King Shamir Shabazz, the New Black Panther Party madman involved in several race-related scandals, cropped up a few days ago in a new video in which he addresses the critics who decried his previous call for black Americans to “start killing white babies”:

Here’s the transcript of his fresh rant:

Now most of them media blood-suckers lies at Crucifox Jews wanna talk about me killing white babies.”

“Ummm.”

“Well, let me tell you stop jumping up and down like the devils you are, creating negative press to keep our people from joining something black and progressive. Yes, I said if you want freedom, you’re gonna have to deal with this enemy the way he brings it to us.

“Ummm.”

“You cannot tell a slave how to feel under the pressure of white supremacy.”

“That’s right!”

“I’m not a committer of reverse racism, I am a slave.”

“That’s right!”

“Born, brought stolen to the hells of North America.
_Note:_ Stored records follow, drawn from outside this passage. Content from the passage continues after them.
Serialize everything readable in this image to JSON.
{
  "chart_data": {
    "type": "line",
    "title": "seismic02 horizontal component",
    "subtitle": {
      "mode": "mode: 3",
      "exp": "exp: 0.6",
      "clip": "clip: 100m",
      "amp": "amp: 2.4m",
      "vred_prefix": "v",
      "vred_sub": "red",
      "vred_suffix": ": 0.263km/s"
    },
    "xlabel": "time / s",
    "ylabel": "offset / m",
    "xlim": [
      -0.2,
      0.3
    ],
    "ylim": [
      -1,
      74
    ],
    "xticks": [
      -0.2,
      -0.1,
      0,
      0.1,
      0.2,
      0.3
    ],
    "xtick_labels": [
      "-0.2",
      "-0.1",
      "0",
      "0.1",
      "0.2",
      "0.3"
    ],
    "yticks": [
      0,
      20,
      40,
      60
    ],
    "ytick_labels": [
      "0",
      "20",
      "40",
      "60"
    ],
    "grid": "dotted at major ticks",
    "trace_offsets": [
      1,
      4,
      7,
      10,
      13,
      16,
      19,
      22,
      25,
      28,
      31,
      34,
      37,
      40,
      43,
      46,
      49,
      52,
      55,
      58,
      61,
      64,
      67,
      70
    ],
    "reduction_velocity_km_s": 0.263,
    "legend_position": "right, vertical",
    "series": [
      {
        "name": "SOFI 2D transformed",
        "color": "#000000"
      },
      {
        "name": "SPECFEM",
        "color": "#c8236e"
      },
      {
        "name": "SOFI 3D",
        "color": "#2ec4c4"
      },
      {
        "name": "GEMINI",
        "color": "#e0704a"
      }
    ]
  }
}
Let’s talk about the little black babies that YOU use as alligator bait.”

The “alligator bait” reference left most viewers scratching their heads in mystification, but it actually comes from any of several 1960s-era racist jokes about “Cajuns” using black babies as “alligator bait” while hunting in the bayou.

Of course, there’s no evidence that anyone ever, in reality, used a black baby as “alligator bait,” but that doesn’t stop King Shamir Shabazz from treating a joke from a Redd Foxx comedy routine as an authoritative source for reliable historical information. And so, in retaliation, he affirms his call to start killing white babies.

And what better place to wrap up This Week in Eugenics!